9 de junho de 2014

História de um quase afogamento

Tinha as roupas encharcadas. Tanto eu como ele. Aliás, ensopadas seria o termo correto. A chuva teimava em cair e as ondas rebentavam violentamente contra os rochedos e sobre a areia, cujos grãos mais finos e leves esvoaçavam ao sabor do agreste vento inverno-típico.

Tinha conseguido tirá-lo da água, embora agora estivesse num estado de inconsciência. Sabia que não tinha partido porque ainda ouvia a sua respiração. Fraca, ténue e prestes a silenciar se a água que invadia os seus pulmões não fosse expelida rapidamente.

No entanto, estava exausta. O esforço de lutar contra a maré tinha sido demasiado. O peso do seu corpo, agravado às pesadas vestes e à consciência pesada tinham exigido de mim uma força que nem eu sabia que detinha.

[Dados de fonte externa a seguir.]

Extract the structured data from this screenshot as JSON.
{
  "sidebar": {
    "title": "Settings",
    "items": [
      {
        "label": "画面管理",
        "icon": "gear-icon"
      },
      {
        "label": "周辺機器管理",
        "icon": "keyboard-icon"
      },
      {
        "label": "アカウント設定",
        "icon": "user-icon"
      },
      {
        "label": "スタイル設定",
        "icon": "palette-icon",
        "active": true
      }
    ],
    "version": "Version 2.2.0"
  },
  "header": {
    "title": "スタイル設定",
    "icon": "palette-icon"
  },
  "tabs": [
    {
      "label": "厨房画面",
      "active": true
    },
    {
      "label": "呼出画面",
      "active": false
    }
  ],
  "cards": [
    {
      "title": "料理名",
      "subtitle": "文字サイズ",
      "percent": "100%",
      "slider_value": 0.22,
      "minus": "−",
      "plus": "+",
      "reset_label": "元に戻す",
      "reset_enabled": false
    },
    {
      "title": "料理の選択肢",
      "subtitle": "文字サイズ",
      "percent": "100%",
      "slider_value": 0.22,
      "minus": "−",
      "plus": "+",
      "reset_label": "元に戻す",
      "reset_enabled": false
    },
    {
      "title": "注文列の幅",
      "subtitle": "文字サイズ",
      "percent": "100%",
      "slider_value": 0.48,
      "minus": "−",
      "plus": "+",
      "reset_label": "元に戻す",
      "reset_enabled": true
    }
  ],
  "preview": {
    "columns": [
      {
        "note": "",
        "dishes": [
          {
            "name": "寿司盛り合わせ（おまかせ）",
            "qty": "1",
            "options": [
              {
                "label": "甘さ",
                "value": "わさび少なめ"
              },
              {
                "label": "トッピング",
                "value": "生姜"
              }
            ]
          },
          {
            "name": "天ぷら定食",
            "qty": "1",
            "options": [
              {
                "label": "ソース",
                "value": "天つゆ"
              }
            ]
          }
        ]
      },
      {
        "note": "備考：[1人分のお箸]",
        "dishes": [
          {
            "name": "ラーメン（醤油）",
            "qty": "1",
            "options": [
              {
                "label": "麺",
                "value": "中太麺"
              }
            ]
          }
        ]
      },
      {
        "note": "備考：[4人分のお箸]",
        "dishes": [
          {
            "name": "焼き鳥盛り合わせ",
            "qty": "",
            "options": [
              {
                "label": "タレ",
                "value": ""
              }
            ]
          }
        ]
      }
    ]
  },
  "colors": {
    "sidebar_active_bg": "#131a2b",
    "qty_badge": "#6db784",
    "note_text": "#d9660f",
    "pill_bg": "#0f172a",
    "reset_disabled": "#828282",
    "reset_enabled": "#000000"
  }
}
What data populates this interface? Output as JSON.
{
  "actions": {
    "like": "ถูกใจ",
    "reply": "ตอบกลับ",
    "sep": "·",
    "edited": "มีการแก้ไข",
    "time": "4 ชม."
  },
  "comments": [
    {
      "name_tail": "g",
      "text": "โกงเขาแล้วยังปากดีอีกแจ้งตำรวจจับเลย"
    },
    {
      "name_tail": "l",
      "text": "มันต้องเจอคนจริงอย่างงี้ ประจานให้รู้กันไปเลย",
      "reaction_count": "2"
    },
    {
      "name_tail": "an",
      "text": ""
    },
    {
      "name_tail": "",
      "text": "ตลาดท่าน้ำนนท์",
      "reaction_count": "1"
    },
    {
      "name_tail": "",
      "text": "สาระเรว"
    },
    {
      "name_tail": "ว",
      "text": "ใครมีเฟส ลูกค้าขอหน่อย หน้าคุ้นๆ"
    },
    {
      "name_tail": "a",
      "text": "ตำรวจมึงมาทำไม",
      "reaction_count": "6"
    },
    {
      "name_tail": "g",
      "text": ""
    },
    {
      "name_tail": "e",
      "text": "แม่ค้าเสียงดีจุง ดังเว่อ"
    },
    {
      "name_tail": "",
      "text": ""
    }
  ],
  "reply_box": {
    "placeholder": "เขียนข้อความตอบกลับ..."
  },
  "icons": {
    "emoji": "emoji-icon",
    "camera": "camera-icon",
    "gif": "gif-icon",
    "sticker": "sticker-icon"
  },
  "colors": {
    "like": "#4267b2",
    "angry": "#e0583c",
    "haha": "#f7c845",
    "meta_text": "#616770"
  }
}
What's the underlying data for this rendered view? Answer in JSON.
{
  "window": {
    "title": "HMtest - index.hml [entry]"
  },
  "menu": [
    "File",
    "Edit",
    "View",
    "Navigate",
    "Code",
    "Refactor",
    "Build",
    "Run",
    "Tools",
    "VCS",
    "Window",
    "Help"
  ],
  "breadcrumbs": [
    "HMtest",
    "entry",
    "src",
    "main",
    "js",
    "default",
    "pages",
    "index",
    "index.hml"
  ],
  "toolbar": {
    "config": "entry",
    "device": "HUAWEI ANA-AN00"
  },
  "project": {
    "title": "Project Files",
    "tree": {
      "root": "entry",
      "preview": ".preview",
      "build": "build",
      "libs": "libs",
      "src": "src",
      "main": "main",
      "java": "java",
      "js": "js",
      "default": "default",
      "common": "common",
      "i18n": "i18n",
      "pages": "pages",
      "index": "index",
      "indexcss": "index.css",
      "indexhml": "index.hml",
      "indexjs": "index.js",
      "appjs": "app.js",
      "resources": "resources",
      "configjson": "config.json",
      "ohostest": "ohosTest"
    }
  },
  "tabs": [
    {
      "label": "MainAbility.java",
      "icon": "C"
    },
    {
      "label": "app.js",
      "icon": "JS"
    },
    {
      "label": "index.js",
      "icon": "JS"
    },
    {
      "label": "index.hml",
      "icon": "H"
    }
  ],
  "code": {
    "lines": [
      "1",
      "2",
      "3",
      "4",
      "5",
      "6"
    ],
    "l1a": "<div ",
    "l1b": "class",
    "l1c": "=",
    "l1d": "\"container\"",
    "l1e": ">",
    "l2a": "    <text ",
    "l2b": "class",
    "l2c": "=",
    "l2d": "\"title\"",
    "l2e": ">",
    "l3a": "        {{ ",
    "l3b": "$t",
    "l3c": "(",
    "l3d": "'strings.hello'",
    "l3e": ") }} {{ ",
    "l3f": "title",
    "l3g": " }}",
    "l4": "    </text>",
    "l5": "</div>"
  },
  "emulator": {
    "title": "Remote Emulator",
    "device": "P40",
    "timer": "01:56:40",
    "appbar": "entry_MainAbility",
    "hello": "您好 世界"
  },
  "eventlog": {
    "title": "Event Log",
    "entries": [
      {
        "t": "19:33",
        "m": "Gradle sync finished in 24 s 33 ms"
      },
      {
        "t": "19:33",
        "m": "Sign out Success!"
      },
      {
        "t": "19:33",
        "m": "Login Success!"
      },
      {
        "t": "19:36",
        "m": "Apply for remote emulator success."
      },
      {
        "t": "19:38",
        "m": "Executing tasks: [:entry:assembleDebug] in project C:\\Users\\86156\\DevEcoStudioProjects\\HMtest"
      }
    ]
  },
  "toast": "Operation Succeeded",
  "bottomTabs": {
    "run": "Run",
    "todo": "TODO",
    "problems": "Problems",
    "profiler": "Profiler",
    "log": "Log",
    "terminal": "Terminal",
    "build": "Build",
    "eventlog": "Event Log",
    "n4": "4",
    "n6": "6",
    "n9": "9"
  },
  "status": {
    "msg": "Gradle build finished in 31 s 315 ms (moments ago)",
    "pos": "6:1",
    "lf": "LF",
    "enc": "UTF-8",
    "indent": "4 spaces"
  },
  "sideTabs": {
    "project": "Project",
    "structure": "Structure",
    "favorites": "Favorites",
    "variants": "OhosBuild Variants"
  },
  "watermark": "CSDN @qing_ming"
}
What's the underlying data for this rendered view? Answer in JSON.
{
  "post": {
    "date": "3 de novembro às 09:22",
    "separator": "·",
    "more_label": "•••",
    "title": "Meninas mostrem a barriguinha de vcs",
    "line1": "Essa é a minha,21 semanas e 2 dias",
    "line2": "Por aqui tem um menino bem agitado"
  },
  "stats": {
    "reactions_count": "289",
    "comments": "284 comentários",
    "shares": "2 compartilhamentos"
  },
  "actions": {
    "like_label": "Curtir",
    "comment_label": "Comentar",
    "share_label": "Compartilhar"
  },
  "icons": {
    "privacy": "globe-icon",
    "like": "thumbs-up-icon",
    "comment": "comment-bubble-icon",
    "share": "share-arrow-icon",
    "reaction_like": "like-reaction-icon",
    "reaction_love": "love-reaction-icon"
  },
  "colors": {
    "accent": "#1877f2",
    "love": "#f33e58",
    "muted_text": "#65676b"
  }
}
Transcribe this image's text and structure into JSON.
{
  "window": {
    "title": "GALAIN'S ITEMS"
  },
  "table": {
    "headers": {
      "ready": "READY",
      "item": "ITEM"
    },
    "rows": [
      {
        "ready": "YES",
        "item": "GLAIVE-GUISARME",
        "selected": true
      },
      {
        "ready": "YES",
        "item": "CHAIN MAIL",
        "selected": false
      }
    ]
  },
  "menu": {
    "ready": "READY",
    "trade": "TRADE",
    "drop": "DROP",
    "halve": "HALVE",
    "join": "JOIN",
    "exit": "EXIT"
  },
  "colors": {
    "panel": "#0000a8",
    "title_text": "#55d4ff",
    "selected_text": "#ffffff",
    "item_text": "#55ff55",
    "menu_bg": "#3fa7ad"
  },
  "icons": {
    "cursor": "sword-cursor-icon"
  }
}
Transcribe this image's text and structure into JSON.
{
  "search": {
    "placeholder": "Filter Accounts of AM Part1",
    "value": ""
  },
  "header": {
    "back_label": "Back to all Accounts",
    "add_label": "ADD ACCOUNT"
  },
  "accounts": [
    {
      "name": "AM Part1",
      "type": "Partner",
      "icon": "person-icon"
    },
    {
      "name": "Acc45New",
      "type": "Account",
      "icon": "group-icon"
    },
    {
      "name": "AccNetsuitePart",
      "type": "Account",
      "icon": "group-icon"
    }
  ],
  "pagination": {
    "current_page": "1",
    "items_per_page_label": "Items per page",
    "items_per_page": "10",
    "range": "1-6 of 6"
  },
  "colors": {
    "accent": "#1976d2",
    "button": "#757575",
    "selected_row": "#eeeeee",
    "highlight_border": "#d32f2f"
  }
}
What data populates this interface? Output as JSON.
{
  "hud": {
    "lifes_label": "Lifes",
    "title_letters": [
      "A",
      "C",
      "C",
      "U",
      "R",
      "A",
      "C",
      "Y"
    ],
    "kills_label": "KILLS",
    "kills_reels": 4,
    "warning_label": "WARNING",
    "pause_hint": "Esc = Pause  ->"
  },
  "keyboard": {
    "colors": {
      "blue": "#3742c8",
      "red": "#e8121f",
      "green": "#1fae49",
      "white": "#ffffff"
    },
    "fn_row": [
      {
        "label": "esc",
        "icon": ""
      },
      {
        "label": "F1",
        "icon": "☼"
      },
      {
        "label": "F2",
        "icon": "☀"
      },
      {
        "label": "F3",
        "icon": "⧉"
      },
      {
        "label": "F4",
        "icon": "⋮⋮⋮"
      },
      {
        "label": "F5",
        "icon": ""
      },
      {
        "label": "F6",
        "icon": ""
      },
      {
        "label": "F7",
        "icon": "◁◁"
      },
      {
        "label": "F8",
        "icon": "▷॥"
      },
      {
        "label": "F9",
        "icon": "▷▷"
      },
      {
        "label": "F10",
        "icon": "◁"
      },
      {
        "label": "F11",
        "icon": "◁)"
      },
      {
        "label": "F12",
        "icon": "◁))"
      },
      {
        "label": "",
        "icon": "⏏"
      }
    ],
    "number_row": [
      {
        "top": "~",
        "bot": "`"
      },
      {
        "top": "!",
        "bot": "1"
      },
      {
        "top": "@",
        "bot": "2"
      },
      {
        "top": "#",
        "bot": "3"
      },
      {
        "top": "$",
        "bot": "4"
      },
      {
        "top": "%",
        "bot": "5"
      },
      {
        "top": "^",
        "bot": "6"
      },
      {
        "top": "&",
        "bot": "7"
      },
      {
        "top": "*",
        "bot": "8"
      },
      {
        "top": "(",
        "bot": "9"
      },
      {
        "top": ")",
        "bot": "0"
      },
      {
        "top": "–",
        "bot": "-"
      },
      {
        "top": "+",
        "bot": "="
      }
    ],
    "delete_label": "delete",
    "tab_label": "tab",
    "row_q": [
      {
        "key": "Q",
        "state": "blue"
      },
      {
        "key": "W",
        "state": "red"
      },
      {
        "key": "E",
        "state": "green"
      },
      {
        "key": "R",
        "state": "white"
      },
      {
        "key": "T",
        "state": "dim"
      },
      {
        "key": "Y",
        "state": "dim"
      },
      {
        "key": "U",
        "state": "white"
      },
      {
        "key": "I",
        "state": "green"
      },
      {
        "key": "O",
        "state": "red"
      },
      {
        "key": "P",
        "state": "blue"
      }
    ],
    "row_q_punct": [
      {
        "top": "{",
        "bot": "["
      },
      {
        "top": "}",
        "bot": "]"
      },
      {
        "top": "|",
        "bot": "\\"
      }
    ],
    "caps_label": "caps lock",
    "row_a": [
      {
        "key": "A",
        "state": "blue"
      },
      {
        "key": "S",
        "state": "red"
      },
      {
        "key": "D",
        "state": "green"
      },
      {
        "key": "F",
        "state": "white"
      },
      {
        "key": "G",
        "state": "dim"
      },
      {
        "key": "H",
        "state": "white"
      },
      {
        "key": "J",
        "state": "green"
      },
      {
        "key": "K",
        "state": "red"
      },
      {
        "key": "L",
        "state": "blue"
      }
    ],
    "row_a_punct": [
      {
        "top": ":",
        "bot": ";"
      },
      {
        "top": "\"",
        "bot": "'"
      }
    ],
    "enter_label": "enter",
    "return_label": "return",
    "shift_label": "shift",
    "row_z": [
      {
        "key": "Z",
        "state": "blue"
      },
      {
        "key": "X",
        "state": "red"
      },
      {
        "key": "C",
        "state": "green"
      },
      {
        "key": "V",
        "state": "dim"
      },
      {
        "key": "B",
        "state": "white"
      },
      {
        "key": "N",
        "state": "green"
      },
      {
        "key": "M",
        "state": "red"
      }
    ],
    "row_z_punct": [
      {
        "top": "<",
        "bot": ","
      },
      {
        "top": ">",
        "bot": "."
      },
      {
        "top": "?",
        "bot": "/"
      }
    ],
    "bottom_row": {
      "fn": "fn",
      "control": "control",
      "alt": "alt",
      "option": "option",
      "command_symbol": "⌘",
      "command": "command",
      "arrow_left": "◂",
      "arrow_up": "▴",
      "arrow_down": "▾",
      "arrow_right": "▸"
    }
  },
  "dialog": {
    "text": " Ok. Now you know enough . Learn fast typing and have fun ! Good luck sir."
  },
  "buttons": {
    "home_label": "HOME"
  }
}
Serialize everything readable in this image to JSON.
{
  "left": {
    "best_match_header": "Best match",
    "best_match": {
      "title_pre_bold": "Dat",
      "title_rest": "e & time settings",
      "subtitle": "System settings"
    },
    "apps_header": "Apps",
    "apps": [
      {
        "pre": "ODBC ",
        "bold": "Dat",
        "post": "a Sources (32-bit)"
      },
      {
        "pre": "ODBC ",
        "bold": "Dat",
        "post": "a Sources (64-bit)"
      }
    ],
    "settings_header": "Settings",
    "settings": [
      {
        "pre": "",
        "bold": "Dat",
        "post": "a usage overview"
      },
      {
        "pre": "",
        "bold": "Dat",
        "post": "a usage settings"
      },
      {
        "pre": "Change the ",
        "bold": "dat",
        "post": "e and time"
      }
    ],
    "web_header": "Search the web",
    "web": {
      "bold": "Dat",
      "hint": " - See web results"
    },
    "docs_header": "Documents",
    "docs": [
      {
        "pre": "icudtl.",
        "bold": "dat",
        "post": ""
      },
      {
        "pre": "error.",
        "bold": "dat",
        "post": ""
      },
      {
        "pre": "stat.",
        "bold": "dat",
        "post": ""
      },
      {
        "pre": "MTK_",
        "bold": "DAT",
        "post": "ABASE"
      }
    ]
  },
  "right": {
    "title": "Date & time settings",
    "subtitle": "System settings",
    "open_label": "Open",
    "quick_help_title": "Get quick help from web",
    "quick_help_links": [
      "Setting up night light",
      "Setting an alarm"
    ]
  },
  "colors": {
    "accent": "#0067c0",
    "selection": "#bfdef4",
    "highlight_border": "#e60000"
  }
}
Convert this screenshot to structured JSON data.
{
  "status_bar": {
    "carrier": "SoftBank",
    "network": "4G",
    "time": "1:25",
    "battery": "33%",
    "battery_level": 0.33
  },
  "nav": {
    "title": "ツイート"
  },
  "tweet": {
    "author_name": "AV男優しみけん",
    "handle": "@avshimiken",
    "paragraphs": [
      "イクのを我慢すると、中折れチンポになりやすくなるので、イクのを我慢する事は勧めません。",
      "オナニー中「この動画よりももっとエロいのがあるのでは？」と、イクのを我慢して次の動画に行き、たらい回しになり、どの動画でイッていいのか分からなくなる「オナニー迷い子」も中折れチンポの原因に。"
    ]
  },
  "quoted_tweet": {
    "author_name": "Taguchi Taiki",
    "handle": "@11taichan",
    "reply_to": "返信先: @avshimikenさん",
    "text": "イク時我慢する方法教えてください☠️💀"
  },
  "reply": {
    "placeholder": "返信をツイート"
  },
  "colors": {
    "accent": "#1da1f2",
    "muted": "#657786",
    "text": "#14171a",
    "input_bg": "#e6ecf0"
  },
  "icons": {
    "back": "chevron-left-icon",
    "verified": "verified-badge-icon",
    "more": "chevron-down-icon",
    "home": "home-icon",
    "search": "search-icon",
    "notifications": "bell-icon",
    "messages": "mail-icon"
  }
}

Jazia agora na areia, de barriga para cima, enquanto, sem saber, esperava pela minha decisão: salvar ou partir, pegar ou largar, deixá-lo à vida ou entregá-lo à morte. Quantos antagonismos me trespassavam a mente! Think fast but choose wisely, sussurrava uma voz sumida dentro da minha cabeça.

Levantei-me da areia e sacudi as pequenas partículas que insistiam em permanecer coladas à roupa. Olhei em redor. Ninguém. Mentalmente, construí uma balança com os prós e contras. Um dos pratos começou a pender para o seu lado. É isso. Meteu-se nesta embrulhada, agora que saia dela. Já fiz mais do que devia.

Dirigi-me para as sapatilhas que tinha deixado à chegada da praia, mesmo ao lado do telemóvel com o qual me ligou a avisar-me da sua intenção de «se entregar às revoltas ondas do tenebroso oceano». Peguei nas sapatilhas e deixei o telemóvel, podia ser que lhe fizesse jeito de alguma forma. Avancei até à paragem de autocarro mais próxima, embora ainda ficasse a mais de trinta minutos a passo.

Ia já a meio caminho quando algo me perpassou como uma flecha afiada. Tu não és assim. Rodei cento e oitenta graus sobre a rota que tomava e corri. Esqueci o cansaço que as ondas me tinham causado e o frio que atravessava a fina camisola, entranhando-se nos poros da pele. Cheguei novamente à praia.

Ainda lá estava, sem dar mostras de se ter movido um milímetro. Aproximei-me e pus em prática o que tinha visto nas séries que envolviam salvamentos: massagens cardíacas ritmadas seguidas de ventilação direta na boca. Um, dois, três, quatro, ia repetindo baixinho. Ao fim de pouco menos de meia dúzia de tentativas, ouvi uma tosse fraca e indicativa de que, pelo menos, a água tinha sido expulsa. A respiração tornou-se mais audível, sinal de que era hora de ligar para o número de emergência médica.

Deixei o mesmo telemóvel que tinha sido usado tanto para o aviso de suicídio como para o pedido de ajuda para o anulamento deste junto à sua cabeça e apressei-me a sair dali. Já nada havia a fazer, agora era apenas uma questão de tempo até aparecerem os médicos e cuidar do seu paciente.

No meio de toda esta situação, apenas uma questão ressoava no meu pensamento. Como teria sobrevivido tanto tempo no frio oceano.